Another funny thing (and reality) is that we only get to drink soda, especially the Royal Tru-Orange flavor, when we were sick. I don't really know if that is the case with you when you were kids, or is it? That is how that running joke started - when someone serves or drinks Royal Tru-Orange, we usually ask in jest, "Gihilantan ka?" ("Are you having fever?"), because that is the only time we get to drink Royal Tru-Orange, and sometimes, we get Sprite with crackers like Sky Flakes, a combination believed to have anti-pyretic (fever-lysing) properties - with emphasis on believed.

Fast-forward to now, the 1.5L of Coca-Cola is almost always on my grocery list. Today, I rarely have a soda-free week. During duties at the hospital, the canteen is just a mere one-minute walk away, and you can then drown yourself up with all the soft drink you can gulp. These days, the access has become so easy to the point that my 2L of Coca-Cola is just standing beside my plate. Supply has even quadrupled considering that a 1.5L or a 2L is shared by only one or two persons in the house.

But I would still like to believe that I haven't stepped yet into the boundary that defines addiction with soft drinks. Believe me, I am a better case compared to my colleague who only has soda flowing in his veins, you'd think he'd develop heaves and rashes when he drinks a beverage other than soda. In the three years we've spent working together, I haven't seen him drink water.
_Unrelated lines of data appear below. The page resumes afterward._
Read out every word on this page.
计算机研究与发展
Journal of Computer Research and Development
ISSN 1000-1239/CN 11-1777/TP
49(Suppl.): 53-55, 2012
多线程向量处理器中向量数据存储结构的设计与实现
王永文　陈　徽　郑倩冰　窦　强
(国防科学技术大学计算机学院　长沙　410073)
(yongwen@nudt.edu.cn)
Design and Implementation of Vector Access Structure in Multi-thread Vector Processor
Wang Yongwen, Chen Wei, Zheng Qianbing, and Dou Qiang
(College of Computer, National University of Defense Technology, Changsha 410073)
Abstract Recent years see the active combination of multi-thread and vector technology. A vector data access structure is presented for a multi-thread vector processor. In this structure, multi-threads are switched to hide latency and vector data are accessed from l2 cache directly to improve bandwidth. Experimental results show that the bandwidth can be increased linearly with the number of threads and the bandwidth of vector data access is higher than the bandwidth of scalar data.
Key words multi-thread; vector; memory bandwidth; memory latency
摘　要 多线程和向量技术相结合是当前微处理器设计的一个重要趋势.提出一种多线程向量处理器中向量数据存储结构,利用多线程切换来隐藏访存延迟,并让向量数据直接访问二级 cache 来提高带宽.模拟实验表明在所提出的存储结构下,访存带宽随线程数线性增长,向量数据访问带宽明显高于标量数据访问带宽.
Once in a while he drinks chocolate milk, but once in a while means twice or three times a month at most. He doesn't get bothered when it's time to load a new water container into the dispenser, and he admits to really feeling weak, as if he has to drag himself around, when he doesn't drink Coke. In comparison to his case, I believe my situation presents a better scenario with a promising prognosis.

My mother, the mother that she is, has started to notice my toxic love affair with soft drinks and has somehow expressed her concern. It was even her who made me realize that I barely even drink a glass of water in a day. Usually, I take coffee in the morning, have soft drink during meals, and nothing else. No pure, crystalline, water taken in. That is why, now, I confess to you that this study result really makes me cringe. I hope it's not too late to start working on increasing my water consumption and lessening my soft drink intake. Actually, I'm willing to work on that because one of my goals this year is to have a healthy body, a healthy lifestyle. I was willing to work on that goal even before I read the study, but now I am even more willing to do that. Truly, the strategy most often used by doctors such as that of scaring patients a bit to make them more compliant with their medications or with lifestyle modifications, work. I feel that strategy working on me now. Talking about falling into one's own trap.

Anyway, let's see if I get through this self-imposed challenge. And I hope my mother notices, with all the mother that she is. And when she does, I hope she will candidly remark, "Hey, you seem to be drinking more water these days." And in my mind, a triumphant musical score will play.

How about you, do you have a bad romance with soft drinks, like I do?